Congress established legal protections for migrant children

Migrant children traveling alone are usually entrusted to U.S. government care, and there are various legal protections designed to protect them once they’re in the U.S. and navigating the immigration system.

The Trafficking Victims Protection Reauthorization Act of 2008 is one of the key pieces of legislation designed to protect them. With some limited exceptions, it requires that children be placed in the “least restrictive setting possible,” which generally means that they can be released to a sponsor such as a relative in the U.S. while their immigration proceedings play out.

The children can apply for a specially protected status if they can’t return to their home country because of abuse or neglect and they can also apply for asylum.

The Trump administration has made it increasingly difficult for those children to be released to sponsors though. The administration says that they are doing due diligence to make sure that sponsors are thoroughly vetted and that in the past, children were released into dangerous situations.

But advocates say that the result has been children lingering for months in government shelters.

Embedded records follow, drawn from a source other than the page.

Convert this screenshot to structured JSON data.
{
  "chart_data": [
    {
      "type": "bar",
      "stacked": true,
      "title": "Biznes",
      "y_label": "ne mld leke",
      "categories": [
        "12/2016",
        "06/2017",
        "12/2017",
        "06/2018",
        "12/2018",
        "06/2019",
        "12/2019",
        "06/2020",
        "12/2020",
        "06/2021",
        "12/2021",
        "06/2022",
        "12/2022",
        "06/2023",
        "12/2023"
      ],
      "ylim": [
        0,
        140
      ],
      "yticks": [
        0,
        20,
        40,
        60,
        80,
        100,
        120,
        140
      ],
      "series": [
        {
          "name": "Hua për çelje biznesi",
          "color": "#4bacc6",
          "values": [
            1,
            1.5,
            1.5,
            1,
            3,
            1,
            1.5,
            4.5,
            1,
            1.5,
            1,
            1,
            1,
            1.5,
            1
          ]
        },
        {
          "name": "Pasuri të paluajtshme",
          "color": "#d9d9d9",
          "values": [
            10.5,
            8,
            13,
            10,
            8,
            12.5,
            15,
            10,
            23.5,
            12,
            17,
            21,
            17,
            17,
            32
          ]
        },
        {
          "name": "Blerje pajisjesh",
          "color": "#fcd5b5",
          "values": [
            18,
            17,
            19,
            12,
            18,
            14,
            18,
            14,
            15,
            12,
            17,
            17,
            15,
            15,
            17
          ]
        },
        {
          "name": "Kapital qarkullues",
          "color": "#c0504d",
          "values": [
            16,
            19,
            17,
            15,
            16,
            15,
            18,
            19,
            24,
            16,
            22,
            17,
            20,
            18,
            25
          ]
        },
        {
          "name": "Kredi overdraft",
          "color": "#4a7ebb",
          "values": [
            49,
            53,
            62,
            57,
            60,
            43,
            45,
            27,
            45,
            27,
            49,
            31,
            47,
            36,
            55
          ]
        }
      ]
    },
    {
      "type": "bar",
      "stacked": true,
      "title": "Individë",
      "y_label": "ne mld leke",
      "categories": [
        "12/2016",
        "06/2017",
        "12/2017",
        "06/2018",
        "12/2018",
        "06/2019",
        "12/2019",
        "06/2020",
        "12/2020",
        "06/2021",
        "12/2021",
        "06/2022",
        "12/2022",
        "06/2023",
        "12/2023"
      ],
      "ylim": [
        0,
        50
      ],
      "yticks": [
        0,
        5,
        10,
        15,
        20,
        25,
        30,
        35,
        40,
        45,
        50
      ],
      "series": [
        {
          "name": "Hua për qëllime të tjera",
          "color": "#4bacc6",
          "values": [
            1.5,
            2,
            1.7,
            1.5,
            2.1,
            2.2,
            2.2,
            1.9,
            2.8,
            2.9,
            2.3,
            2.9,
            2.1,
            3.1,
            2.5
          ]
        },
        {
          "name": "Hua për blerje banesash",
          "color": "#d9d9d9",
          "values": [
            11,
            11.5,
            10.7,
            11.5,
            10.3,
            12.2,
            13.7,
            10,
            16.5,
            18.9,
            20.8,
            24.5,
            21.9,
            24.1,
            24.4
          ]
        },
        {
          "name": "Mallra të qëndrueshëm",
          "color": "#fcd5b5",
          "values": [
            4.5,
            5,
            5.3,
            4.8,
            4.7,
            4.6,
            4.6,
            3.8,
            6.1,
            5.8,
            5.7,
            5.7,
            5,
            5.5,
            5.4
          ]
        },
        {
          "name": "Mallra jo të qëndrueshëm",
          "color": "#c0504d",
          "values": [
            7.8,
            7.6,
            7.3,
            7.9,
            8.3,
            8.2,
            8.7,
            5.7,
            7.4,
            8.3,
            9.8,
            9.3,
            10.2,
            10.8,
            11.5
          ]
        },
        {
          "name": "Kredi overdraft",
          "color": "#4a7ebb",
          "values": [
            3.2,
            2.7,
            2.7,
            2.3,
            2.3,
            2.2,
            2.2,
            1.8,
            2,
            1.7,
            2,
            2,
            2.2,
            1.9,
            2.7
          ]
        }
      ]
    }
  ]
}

This time, Wyden said the children at risk of being removed come from various countries, potentially including Guatemala, Honduras, El Salvador, and Afghanistan, and have been in U.S. custody — mainly in foster care — for at least 180 days. He said they were described as not having any “viable sponsor" who could come forward and take care of them in the U.S.

Not having an identified sponsor could mean the child's parents are in their home countries, are deceased or are too afraid to claim their children after ICE started arresting some parents who are not in the country legally during their reunification efforts.